You are viewing a plain text version of this content. The canonical link for it is here.
Posted to common-user@hadoop.apache.org by Mark Kerzner <ma...@gmail.com> on 2010/05/28 06:33:32 UTC

Passing binary files in maps

Hi,

I need to put a binary file in map and then emit that map. I do it by
encoding it as a string using Base64 encoding, so that's fine, but I am
dealing with pretty large files, and I am running out of memory. That is
because I read a complete file into memory.
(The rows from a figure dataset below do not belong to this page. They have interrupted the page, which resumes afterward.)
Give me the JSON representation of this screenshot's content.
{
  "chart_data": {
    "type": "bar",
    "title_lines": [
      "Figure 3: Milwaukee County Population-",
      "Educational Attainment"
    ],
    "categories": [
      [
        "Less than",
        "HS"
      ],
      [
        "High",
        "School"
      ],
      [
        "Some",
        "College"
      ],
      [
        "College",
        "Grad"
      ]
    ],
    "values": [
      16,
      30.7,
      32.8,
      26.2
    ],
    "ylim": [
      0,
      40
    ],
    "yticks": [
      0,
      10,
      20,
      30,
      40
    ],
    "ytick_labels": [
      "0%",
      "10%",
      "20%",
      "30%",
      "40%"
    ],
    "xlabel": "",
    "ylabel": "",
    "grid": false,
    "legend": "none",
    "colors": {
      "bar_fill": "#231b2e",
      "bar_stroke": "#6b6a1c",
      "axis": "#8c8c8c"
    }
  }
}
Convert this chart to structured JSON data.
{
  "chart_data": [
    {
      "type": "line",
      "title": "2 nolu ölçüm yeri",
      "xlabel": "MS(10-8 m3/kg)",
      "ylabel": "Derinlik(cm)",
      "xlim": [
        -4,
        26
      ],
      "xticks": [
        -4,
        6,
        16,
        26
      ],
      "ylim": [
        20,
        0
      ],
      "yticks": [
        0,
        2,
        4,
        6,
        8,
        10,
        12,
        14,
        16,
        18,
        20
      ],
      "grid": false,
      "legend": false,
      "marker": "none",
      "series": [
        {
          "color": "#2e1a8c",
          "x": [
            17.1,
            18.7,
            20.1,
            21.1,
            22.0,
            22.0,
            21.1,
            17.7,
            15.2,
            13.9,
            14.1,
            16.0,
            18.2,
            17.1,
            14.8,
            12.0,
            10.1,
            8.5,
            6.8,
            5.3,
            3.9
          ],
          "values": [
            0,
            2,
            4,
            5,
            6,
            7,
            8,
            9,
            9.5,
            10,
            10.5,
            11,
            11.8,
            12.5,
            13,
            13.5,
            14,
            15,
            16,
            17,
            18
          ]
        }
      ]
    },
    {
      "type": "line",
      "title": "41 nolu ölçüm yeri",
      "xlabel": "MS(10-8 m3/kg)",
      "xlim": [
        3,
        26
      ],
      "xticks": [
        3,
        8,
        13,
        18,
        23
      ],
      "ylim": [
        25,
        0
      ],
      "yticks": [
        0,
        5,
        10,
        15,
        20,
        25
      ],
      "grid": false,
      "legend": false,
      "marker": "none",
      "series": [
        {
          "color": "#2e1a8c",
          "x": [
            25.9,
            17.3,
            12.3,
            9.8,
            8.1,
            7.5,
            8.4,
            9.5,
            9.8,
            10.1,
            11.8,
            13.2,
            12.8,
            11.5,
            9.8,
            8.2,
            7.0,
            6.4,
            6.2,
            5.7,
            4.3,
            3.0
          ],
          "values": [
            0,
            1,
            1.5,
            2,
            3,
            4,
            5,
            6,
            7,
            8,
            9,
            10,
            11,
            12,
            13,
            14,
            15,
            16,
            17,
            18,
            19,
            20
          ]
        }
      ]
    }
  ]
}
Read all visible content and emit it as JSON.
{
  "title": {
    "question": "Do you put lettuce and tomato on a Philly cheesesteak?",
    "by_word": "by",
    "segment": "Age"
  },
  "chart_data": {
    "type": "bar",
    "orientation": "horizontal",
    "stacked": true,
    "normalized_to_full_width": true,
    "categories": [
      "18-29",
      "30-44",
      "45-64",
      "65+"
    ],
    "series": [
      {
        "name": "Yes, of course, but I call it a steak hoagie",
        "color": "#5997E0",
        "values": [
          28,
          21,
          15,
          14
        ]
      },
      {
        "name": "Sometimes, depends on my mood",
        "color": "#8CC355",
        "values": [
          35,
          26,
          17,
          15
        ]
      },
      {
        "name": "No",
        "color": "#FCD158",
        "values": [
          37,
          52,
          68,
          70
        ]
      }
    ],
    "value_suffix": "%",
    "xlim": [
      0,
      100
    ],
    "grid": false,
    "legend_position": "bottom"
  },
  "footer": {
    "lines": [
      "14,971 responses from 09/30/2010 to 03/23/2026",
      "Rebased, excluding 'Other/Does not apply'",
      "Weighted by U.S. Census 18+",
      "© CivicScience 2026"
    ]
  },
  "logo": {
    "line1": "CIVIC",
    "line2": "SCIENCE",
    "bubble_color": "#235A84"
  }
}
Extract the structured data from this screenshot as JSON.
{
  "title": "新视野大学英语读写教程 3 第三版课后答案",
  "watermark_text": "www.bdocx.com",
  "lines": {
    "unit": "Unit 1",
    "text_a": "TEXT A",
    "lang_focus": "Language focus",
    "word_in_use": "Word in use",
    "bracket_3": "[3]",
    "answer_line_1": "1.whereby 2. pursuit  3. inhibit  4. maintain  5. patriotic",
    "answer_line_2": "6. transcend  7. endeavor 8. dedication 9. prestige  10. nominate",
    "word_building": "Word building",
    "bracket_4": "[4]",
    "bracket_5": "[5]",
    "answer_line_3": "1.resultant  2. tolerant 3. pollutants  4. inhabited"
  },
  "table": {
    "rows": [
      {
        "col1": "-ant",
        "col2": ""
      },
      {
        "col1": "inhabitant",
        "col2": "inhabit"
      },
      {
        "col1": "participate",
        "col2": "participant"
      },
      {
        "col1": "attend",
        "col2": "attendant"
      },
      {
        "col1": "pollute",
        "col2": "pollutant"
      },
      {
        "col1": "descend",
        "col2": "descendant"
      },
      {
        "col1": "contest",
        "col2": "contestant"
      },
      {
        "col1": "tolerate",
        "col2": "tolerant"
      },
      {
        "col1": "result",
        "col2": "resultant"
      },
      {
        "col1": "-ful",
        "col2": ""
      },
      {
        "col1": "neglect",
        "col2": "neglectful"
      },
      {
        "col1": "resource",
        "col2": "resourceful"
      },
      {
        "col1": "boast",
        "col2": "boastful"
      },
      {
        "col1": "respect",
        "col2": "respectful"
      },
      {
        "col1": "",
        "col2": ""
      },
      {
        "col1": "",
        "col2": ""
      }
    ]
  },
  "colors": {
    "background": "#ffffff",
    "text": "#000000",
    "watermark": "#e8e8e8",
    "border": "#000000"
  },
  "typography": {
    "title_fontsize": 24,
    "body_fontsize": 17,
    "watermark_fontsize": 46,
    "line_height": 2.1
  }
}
Is there a way to pass streams?

Thank you,
Mark

Re: Passing binary files in maps

Posted by Josh Patterson <jo...@cloudera.com>.
Mark,
Ideally input into a map reduce program is a splittable file; We want to be
able to parallelize our data processing so that each map task only has to
deal with a chunk of the input (typically around the hdfs block size). You
can feed proprietary binary data input a map reduce program, but you'll need
to also create an InputFormat and RecordReader class to let Hadoop know how
to read it. An example of this would be:

https://openpdc.svn.codeplex.com/svn/Hadoop/Current%20Version/src/TVA/Hadoop/MapReduce/Historian/

<https://openpdc.svn.codeplex.com/svn/Hadoop/Current%20Version/src/TVA/Hadoop/MapReduce/Historian/>where
these classes let Hadoop read, split, and process binary archives of time
series data. Another tip is to not keep state in your map tasks as you want
to "stream" through the data, processing each k/v pair as you see them, and
then moving on. When dealing with large amounts of data, keeping state in
certain ways tends not to be scalable past a certain point. If you must keep
state, its easier to do so in the reduce task as long as you bound how much
data you want to cache up in the reducer and make sure that data fits in the
reduce task's child jvm heap size.

Josh Patterson

Solutions Architect
Cloudera

On Fri, May 28, 2010 at 12:33 AM, Mark Kerzner <ma...@gmail.com>wrote:

> Hi,
>
> I need to put a binary file in map and then emit that map. I do it by
> encoding it as a string using Base64 encoding, so that's fine, but I am
> dealing with pretty large files, and I am running out of memory. That is
> because I read a complete file into memory. Is there a way to pass streams?
>
> Thank you,
> Mark
>